1703 AD

I climbed the hill one final time to talk to him.

Upon reaching the summit, I was greeted by a warm and now familiar sight I had come to enjoy daily over the past two years. For the briefest moment I wondered how much I will miss this place; then I let it go. The cobble-lined walkway towards the temple, found atop The Ascent of a Thousand Steps and leading up to the proving grounds and the main halls beyond, was opened in the middle by a sturdy and determined cherry blossom tree featured in perpetual bloom—a truly spectacular sight to behold. The surrounding earth was carpeted in thick, attentively manicured grass, and the butterflies still preferred this particular spot over any other in the entirety of the vast temple gardens to frolic about.

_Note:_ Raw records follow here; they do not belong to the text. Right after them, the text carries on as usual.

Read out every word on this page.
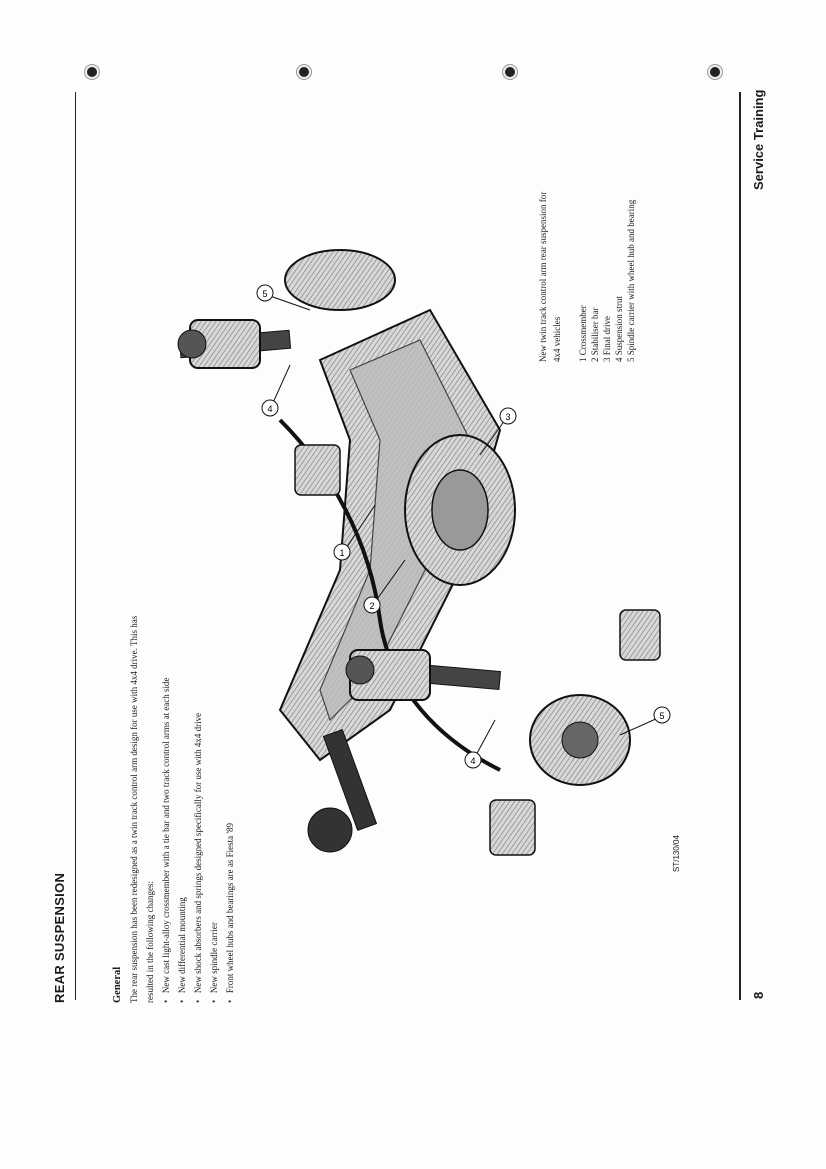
REAR SUSPENSION	8
Service Training
General The rear suspension has been redesigned as a twin track control arm design for use with 4x4 drive. This has resulted in the following changes: •   New cast light-alloy crossmember with a tie bar and two track control arms at each side
•   New differential mounting
•   New shock absorbers and springs designed specifically for use with 4x4 drive
•   New spindle carrier
•   Front wheel hubs and bearings are as Fiesta '89	ST/130/04
New twin track control arm rear suspension for 4x4 vehicles 1 Crossmember 2 Stabiliser bar 3 Final drive 4 Suspension strut 5 Spindle carrier with wheel hub and bearing
1
2
3
4
4
5
5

Senpai Yasahiro was raking the fallen blossoms again into neat little piles on the lawn. I always thought he approached the task of yard work with more delicacy than required, but he always seemed so content in his decision that I never felt the need to question him about it.

He greeted my smiling approach without breaking from his flowers.

“We remain foolish, brother. Always so eager to exact our will–“

He drew the rake across the lawn, pulling a few flowers along; others would slip between the prongs and be left behind.

“–that we never appreciate what can be all by itself.”

He gestured with his down-turned head to the remainder of unraked flowers off at the rear of the cherry blossom before turning back to me and capturing my gaze. His eyes were the softest sky blue.

“Just as you already know the answers you think you seek, you come not seeking truth.”

He returns to the fallen flora.

“My final teaching to you is this:  Even as I willingly rake these flowers, it is done with the understanding that tomorrow the wind will blow again.”